Nos últimos tempos já só descia à rua de galochas e máscara no nariz, o desconchavo de alguns condóminos atingira proporções inauditas. Que ele, a bem dizer, o ambiente local nunca fora o que pudesse chamar-se impoluto. Desde há muito que vivia no andar de baixo uma cabra do gerês, um lince da malcata no terceiro-esquerdo, e no rés-do-chão um buldogue assustador, feio como os trovões.

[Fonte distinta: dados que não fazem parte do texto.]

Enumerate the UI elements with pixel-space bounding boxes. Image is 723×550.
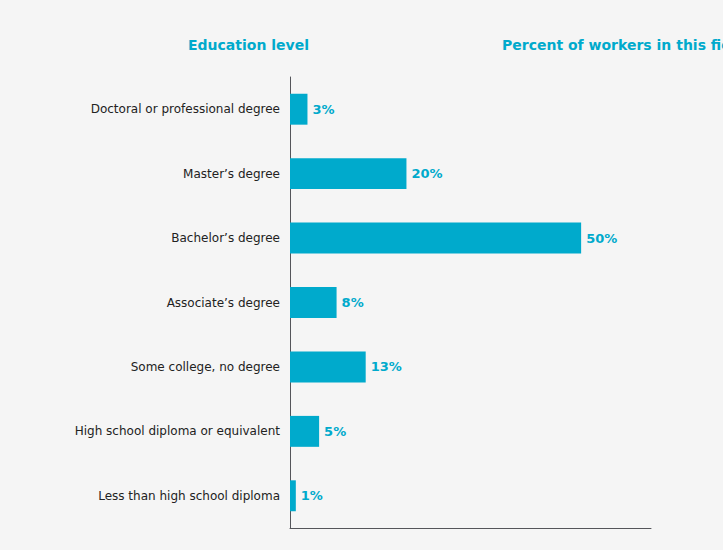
svg-text:1%: 1% — [301, 488, 323, 503]
svg-text:Master’s degree: Master’s degree — [183, 167, 280, 181]
svg-text:13%: 13% — [371, 359, 402, 374]
svg-text:Bachelor’s degree: Bachelor’s degree — [171, 231, 280, 245]
svg-text:3%: 3% — [312, 102, 334, 117]
svg-text:Less than high school diploma: Less than high school diploma — [98, 489, 280, 503]
svg-text:High school diploma or equival: High school diploma or equivalent — [75, 424, 281, 438]
svg-text:20%: 20% — [411, 166, 442, 181]
svg-text:5%: 5% — [324, 424, 346, 439]
svg-text:Education level: Education level — [188, 37, 309, 53]
svg-text:Associate’s degree: Associate’s degree — [167, 296, 280, 310]
svg-text:50%: 50% — [586, 231, 617, 246]
svg-text:Percent of workers in this fie: Percent of workers in this field — [502, 37, 723, 53]
svg-text:Doctoral or professional degre: Doctoral or professional degree — [91, 102, 280, 116]
svg-text:8%: 8% — [342, 295, 364, 310]
svg-text:Some college, no degree: Some college, no degree — [131, 360, 280, 374]
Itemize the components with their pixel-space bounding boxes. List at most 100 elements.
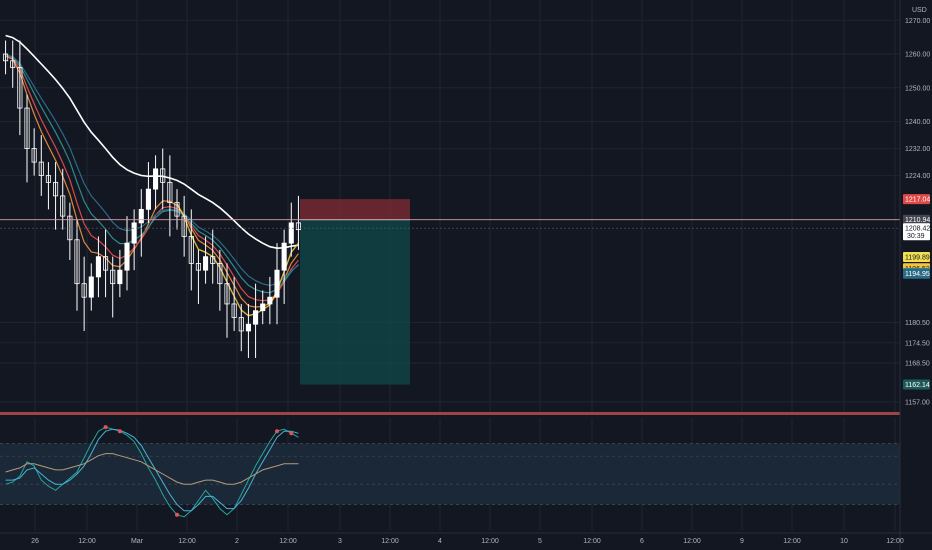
time-tick: 12:00 <box>683 538 701 545</box>
time-tick: 12:00 <box>279 538 297 545</box>
candle-body[interactable] <box>145 188 151 210</box>
candle-body[interactable] <box>210 256 216 264</box>
price-tick: 1260.00 <box>905 52 930 59</box>
candle-body[interactable] <box>188 235 194 264</box>
ema-red-line <box>5 54 299 302</box>
time-tick: 9 <box>740 538 744 545</box>
price-axis[interactable]: 1270.00 1260.00 1250.00 1240.00 1232.00 1224.… <box>899 0 932 550</box>
price-tag-label: 1210.94 <box>905 217 930 224</box>
candle-body[interactable] <box>95 256 101 278</box>
candle-body[interactable] <box>260 303 266 312</box>
position-zones[interactable] <box>300 199 410 385</box>
candle-body[interactable] <box>31 148 37 163</box>
price-tag-label: 1162.14 <box>905 382 930 389</box>
candle-body[interactable] <box>131 222 137 244</box>
price-tag[interactable] <box>903 223 930 241</box>
signal-dot <box>175 512 179 517</box>
candle-body[interactable] <box>195 263 201 271</box>
candle-body[interactable] <box>203 256 209 271</box>
moving-averages <box>5 34 299 317</box>
price-tick: 1270.00 <box>905 18 930 25</box>
candle-body[interactable] <box>110 269 116 285</box>
time-tick: Mar <box>131 538 144 545</box>
candle-body[interactable] <box>245 323 251 332</box>
time-tick: 12:00 <box>481 538 499 545</box>
price-tag[interactable] <box>903 268 930 279</box>
candle-body[interactable] <box>17 67 23 109</box>
pane-divider <box>0 412 900 415</box>
price-tag-label: 1217.04 <box>905 197 930 204</box>
candle-body[interactable] <box>274 269 280 298</box>
time-tick: 26 <box>31 538 39 545</box>
candle-body[interactable] <box>124 242 130 271</box>
candle-body[interactable] <box>88 276 94 298</box>
candle-body[interactable] <box>174 202 180 217</box>
time-tick: 12:00 <box>381 538 399 545</box>
candle-body[interactable] <box>217 263 223 285</box>
currency-label: USD <box>912 7 927 14</box>
candle-body[interactable] <box>181 215 187 237</box>
candle-body[interactable] <box>138 208 144 224</box>
candle-body[interactable] <box>295 222 301 231</box>
candle-body[interactable] <box>117 269 123 285</box>
candle-body[interactable] <box>231 303 237 318</box>
price-tag[interactable] <box>903 379 930 390</box>
candle-body[interactable] <box>53 181 59 197</box>
price-tick: 1240.00 <box>905 119 930 126</box>
signal-dot <box>117 429 122 434</box>
price-tag[interactable] <box>903 252 930 263</box>
time-tick: 12:00 <box>886 538 904 545</box>
time-tick: 12:00 <box>178 538 196 545</box>
signal-dot <box>103 425 108 430</box>
candle-body[interactable] <box>45 175 51 183</box>
candle-body[interactable] <box>103 256 109 271</box>
time-tick: 4 <box>438 538 442 545</box>
candle-body[interactable] <box>167 181 173 204</box>
price-tag-label: 1208.42 <box>905 226 930 233</box>
ema-yellow-line <box>176 203 299 317</box>
time-tick: 12:00 <box>583 538 601 545</box>
candle-body[interactable] <box>74 239 80 285</box>
ema-blue-line <box>5 54 299 287</box>
price-tag[interactable] <box>903 194 930 205</box>
candle-body[interactable] <box>3 53 9 62</box>
candle-body[interactable] <box>153 168 159 190</box>
price-tick: 1168.50 <box>905 361 930 368</box>
candle-body[interactable] <box>253 310 259 325</box>
stoch-d-line <box>5 428 299 512</box>
rsi-line <box>5 453 299 485</box>
candle-body[interactable] <box>267 296 273 305</box>
time-axis[interactable]: 26 12:00 Mar 12:00 2 12:00 3 12:00 4 12:00 5 12:00 6… <box>0 532 932 545</box>
candle-body[interactable] <box>288 222 294 244</box>
stop-loss-zone[interactable] <box>300 199 410 220</box>
time-tick: 12:00 <box>783 538 801 545</box>
time-tick: 2 <box>235 538 239 545</box>
candle-body[interactable] <box>10 60 16 68</box>
take-profit-zone[interactable] <box>300 219 410 385</box>
oscillator-pane: 93.5280.0067.4259.5440.0020.000.00 <box>0 424 930 529</box>
price-tag[interactable] <box>903 214 930 225</box>
time-tick: 6 <box>640 538 644 545</box>
candle-body[interactable] <box>24 107 30 149</box>
candle-body[interactable] <box>281 242 287 271</box>
price-tick: 1250.00 <box>905 85 930 92</box>
candle-body[interactable] <box>81 283 87 298</box>
ema-orange-line <box>5 55 299 308</box>
price-tick: 1180.50 <box>905 320 930 327</box>
ema-teal-line <box>5 54 299 294</box>
candle-body[interactable] <box>238 317 244 332</box>
signal-dot <box>275 429 279 434</box>
candle-body[interactable] <box>38 161 44 177</box>
time-tick: 12:00 <box>78 538 96 545</box>
candle-body[interactable] <box>60 195 66 217</box>
candle-body[interactable] <box>160 168 166 183</box>
candlesticks[interactable] <box>3 40 301 358</box>
ema-white-line <box>5 34 299 250</box>
price-tag-label: 1194.95 <box>905 271 930 278</box>
price-tick: 1224.00 <box>905 173 930 180</box>
price-tag-label: 1199.89 <box>905 255 930 262</box>
horizontal-lines <box>0 219 900 415</box>
oscillator-band <box>0 443 900 505</box>
candle-body[interactable] <box>224 283 230 305</box>
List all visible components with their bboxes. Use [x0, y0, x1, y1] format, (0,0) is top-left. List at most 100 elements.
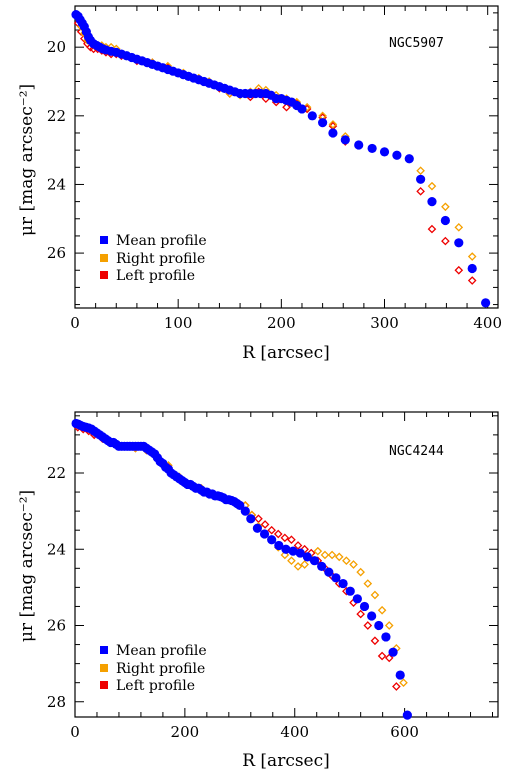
legend-swatch-right: [100, 664, 108, 672]
right-profile-point: [377, 605, 387, 615]
y-tick-label: 24: [47, 175, 66, 193]
x-tick-label: 0: [70, 314, 80, 332]
x-axis-title: R [arcsec]: [242, 751, 330, 771]
left-profile-point: [363, 621, 373, 630]
right-profile-point: [280, 550, 290, 560]
mean-profile-point: [379, 147, 390, 157]
mean-profile-point: [481, 298, 491, 308]
mean-profile-point: [324, 567, 334, 577]
left-profile-point: [416, 186, 425, 196]
right-profile-point: [384, 621, 394, 630]
mean-profile-point: [345, 586, 355, 596]
legend-label-left: Left profile: [116, 268, 195, 284]
right-profile-point: [370, 590, 380, 600]
left-profile-point: [356, 609, 365, 619]
left-profile-point: [427, 224, 437, 234]
mean-profile-point: [240, 506, 250, 516]
x-tick-label: 200: [267, 314, 296, 332]
left-profile-point: [267, 525, 276, 535]
legend-label-right: Right profile: [116, 251, 205, 267]
y-axis-title: μr [mag arcsec⁻²]: [17, 490, 37, 642]
right-profile-point: [313, 546, 323, 556]
mean-profile-point: [454, 238, 464, 248]
mean-profile-point: [288, 546, 298, 556]
right-profile-point: [399, 678, 408, 688]
mean-profile-point: [354, 140, 364, 150]
mean-profile-point: [392, 150, 402, 160]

À noite saíam todos ao beco, a soltar a musculagem de eunucos, e sempre que os encontrava no elevador era sabido que metia pulgas em casa. O pior, no entanto, era o estado em que ficavam os passeios. Havia sempre um distraído a patinar nos monturos, quando não era um noctívago azarado que aparecia espalmado em cima deles.
Começou a sair apenas em altura de grandes enxurradas, ou nas noites em que o pessoal da câmara varria as imundícies à força de agulheta. Um dia, a menina do quinto-esquerdo recebeu nos anos um pónei da Cornualha, e os tipos do quarto-frente encontraram abandonado numa estrada da província um velho asno andaluz, coberto de mataduras. Logo o empilharam no reboque da mota de água, e amesendaram-no na marquise.
As coisas agravaram-se muito, desde então, em aromas e em espécies, e ele passou a descer à rua de escafandro. Até que um garoto do terceiro-rectaguarda pediu ao pai natal um hipopótamo do rio loge. Nessa noite juntou à pressa um par de pertences e fugiu de casa. Apanhou o primeiro táxi e mudou-se para uma álea do jardim zoológico, onde foi ocupar a jaula devoluta dos tigres de bengala, que morreram de pasmo no outono. Por vezes ainda rosna às visitas. Mas não quer outra vida.